I have been a practicing orthopedic surgeon for 40 years. I have observed profound changes in my profession since the advent of Medicare, changes that have affected patients' access to care. As reimbursements plummeted, internists abandoned hospital care to the new specialty of hospitalists, created boutique practices and stopped participating with health insurance companies. Physicians in all specialties have been retiring at earlier ages than ever before. In my own office, our staff has doubled over the past 40 years to enable us to handle the growing stream of government and insurer mandates. Our reimbursements continue to drop -- with no ability to pass on these costs. We are not the Mayo Clinic. There is no foundation to provide computers and electronic medical records or research grants to supplement salaries. Everything we do must come out of the reimbursement we receive for the care we provide to each patient.

Total joint replacement surgery for an arthritic hip and knee is a prime example of the difficulties physicians face and of the implications of health-care reform as envisaged by Congress and academic "experts." In 1971 I was paid $1,000 for a total hip replacement. Today, I would be paid approximately $1,600 for the same service. There is no multiplier -- a surgeon can only do one patient at a time. We continue in our practice for the immense satisfaction we receive from knowing that this surgery does more to restore a high quality of life to patients than any other surgery, and for the gratitude patients show. We implant devices because we believe, based on medical literature, that they are the best choices for patients. The overwhelming majority of surgeons have not received fees from implant manufacturers -- many times lowering the profitability of our hospitals.

Consider the implications when a global fee will be paid to the hospital: Then hospital and physician incentives will be aligned, and patients will bear the cost of the search for ever-cheaper implants and techniques, such as a return to cemented total hips.
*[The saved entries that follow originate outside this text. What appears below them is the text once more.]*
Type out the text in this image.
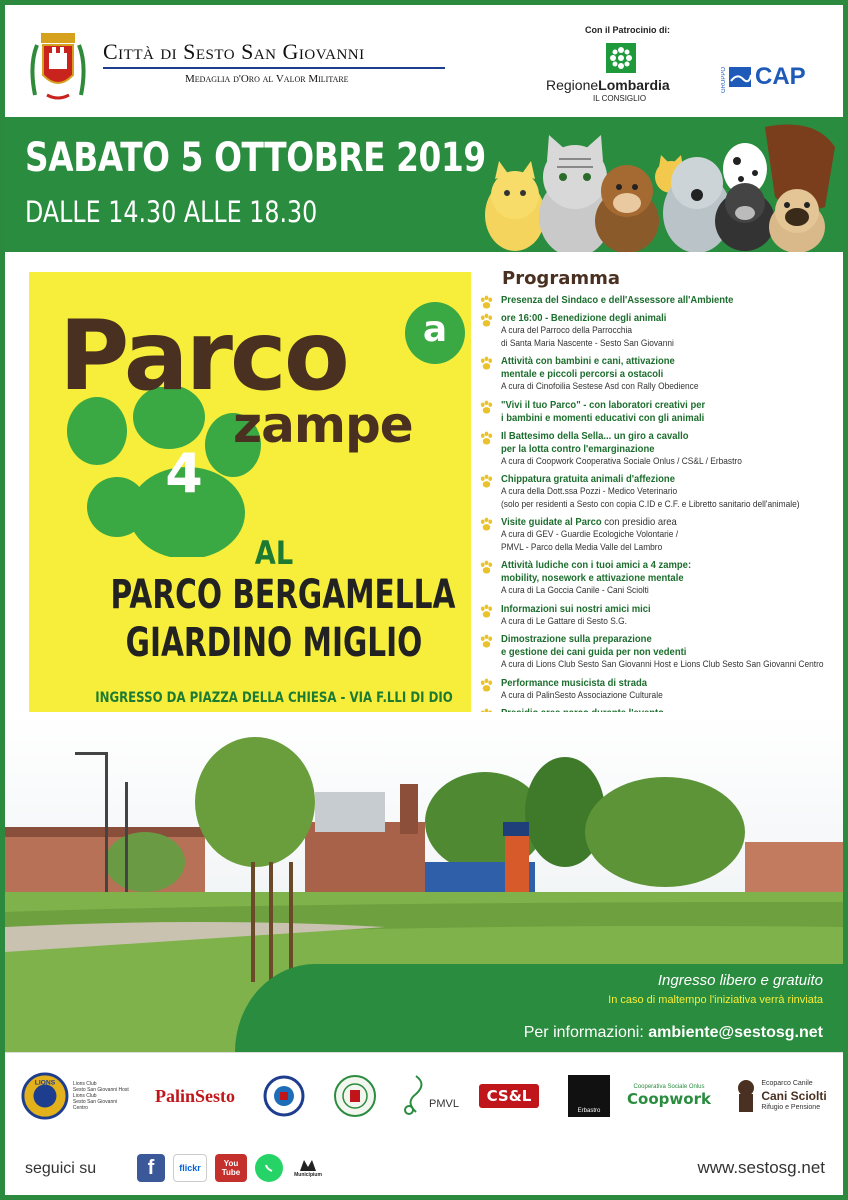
Città di Sesto San Giovanni
Medaglia d'Oro al Valor Militare
Con il Patrocinio di:
RegioneLombardia
IL CONSIGLIO
GRUPPO CAP
SABATO 5 OTTOBRE 2019
DALLE 14.30 ALLE 18.30
Parco	a
zampe
4
AL
PARCO BERGAMELLA
GIARDINO MIGLIO
INGRESSO DA PIAZZA DELLA CHIESA - VIA F.LLI DI DIO
Programma
Presenza del Sindaco e dell'Assessore all'Ambiente
ore 16:00 - Benedizione degli animali
A cura del Parroco della Parrocchia
di Santa Maria Nascente - Sesto San Giovanni
Attività con bambini e cani, attivazione
mentale e piccoli percorsi a ostacoli
A cura di Cinofoilia Sestese Asd con Rally Obedience
"Vivi il tuo Parco" - con laboratori creativi per
i bambini e momenti educativi con gli animali
Il Battesimo della Sella... un giro a cavallo
per la lotta contro l'emarginazione
A cura di Coopwork Cooperativa Sociale Onlus / CS&L / Erbastro
Chippatura gratuita animali d'affezione
A cura della Dott.ssa Pozzi - Medico Veterinario
(solo per residenti a Sesto con copia C.ID e C.F. e Libretto sanitario dell'animale)
Visite guidate al Parco con presidio area
A cura di GEV - Guardie Ecologiche Volontarie /
PMVL - Parco della Media Valle del Lambro
Attività ludiche con i tuoi amici a 4 zampe:
mobility, nosework e attivazione mentale
A cura di La Goccia Canile - Cani Sciolti
Informazioni sui nostri amici mici
A cura di Le Gattare di Sesto S.G.
Dimostrazione sulla preparazione
e gestione dei cani guida per non vedenti
A cura di Lions Club Sesto San Giovanni Host e Lions Club Sesto San Giovanni Centro
Performance musicista di strada
A cura di PalinSesto Associazione Culturale
Ingresso libero e gratuito
In caso di maltempo l'iniziativa verrà rinviata
Per informazioni: ambiente@sestosg.net
LIONS	Lions Club
Sesto San Giovanni Host
Lions Club
Sesto San Giovanni Centro
PalinSesto	PMVL	CS&L
Erbastro
Cooperativa Sociale Onlus
Coopwork
Ecoparco Canile
Cani Sciolti
Rifugio e Pensione
seguici su	f	flickr	You Tube	Municipium	www.sestosg.net
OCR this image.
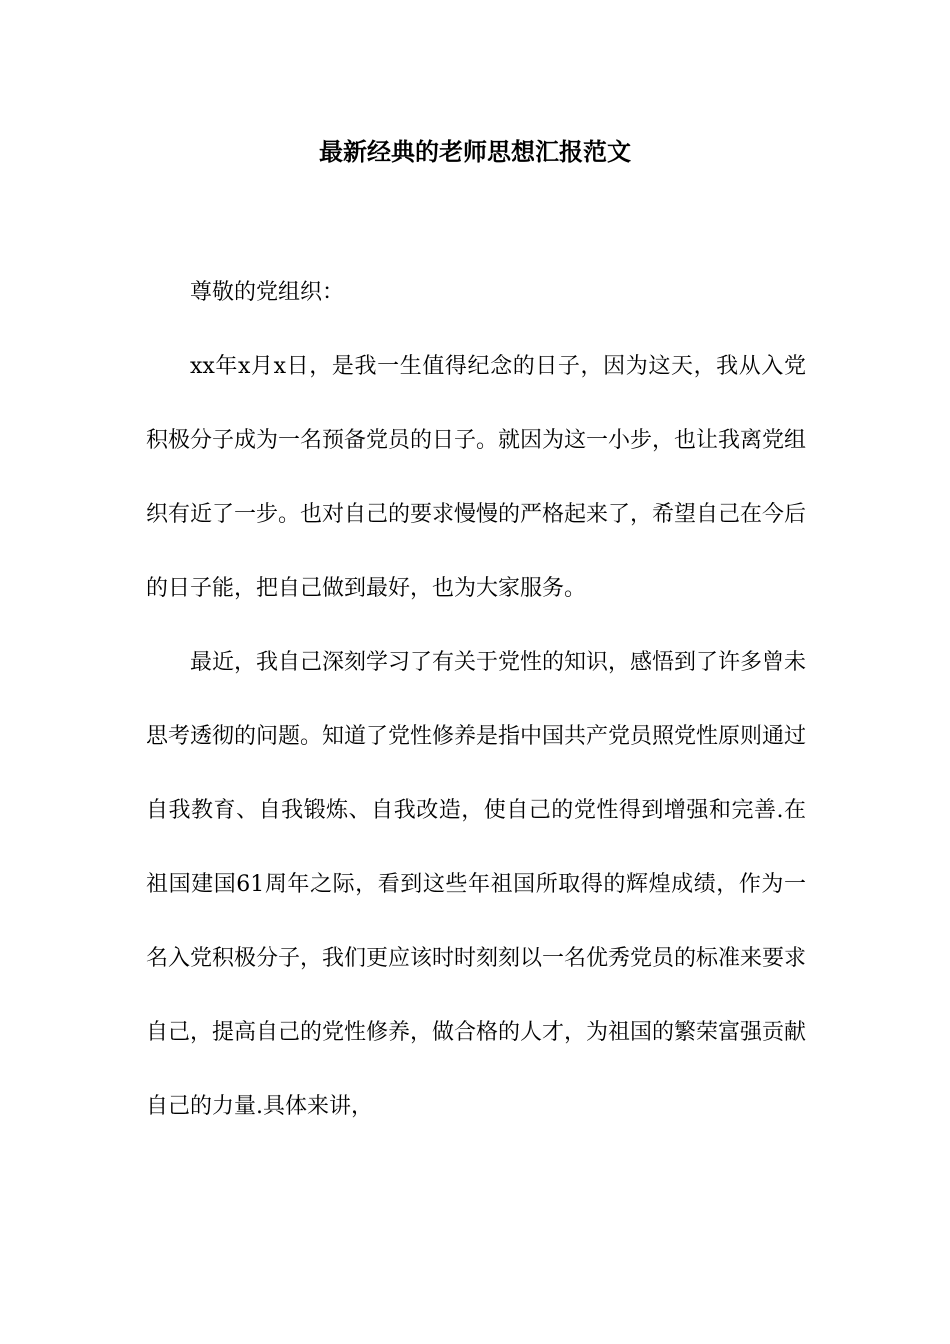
最新经典的老师思想汇报范文

尊敬的党组织：

xx年x月x日，是我一生值得纪念的日子，因为这天，我从入党积极分子成为一名预备党员的日子。就因为这一小步，也让我离党组织有近了一步。也对自己的要求慢慢的严格起来了，希望自己在今后的日子能，把自己做到最好，也为大家服务。

最近，我自己深刻学习了有关于党性的知识，感悟到了许多曾未思考透彻的问题。知道了党性修养是指中国共产党员照党性原则通过自我教育、自我锻炼、自我改造，使自己的党性得到增强和完善.在祖国建国61周年之际，看到这些年祖国所取得的辉煌成绩，作为一名入党积极分子，我们更应该时时刻刻以一名优秀党员的标准来要求自己，提高自己的党性修养，做合格的人才，为祖国的繁荣富强贡献自己的力量.具体来讲，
Forget metal-on-metal bearings, resurfacing, rotating platforms, high-flex knees, navigation systems or bilateral replacements. And if our hospitals are financially penalized for occurrences such as infection and deep-vein thrombosis after surgery, who will operate on the obese, the hypertensive or the diabetics among us? Experience with government funding reveals a never-ending spiral of decreased reimbursements in the name of restraining costs. In the end, this will come out of the care we all receive.

At your next visit to your specialist, take a tip from the drug company ads and "ask your doctor": Does he or she plan to retire early if reform legislation passes close to its present form? Does he or she plan to continue to participate with Medicare/Medicaid or participate with insurers that will not reimburse adequately? How does your doctor think health-care reform will affect the care you receive in his or her specialty? Access to a waiting list is not access to health care. Let's stop pointing fingers and start considering the real flaws and strengths of our system and how to improve it.

The writer, an orthopedic surgeon, has worked in private practice in the Washington metro area since 1969.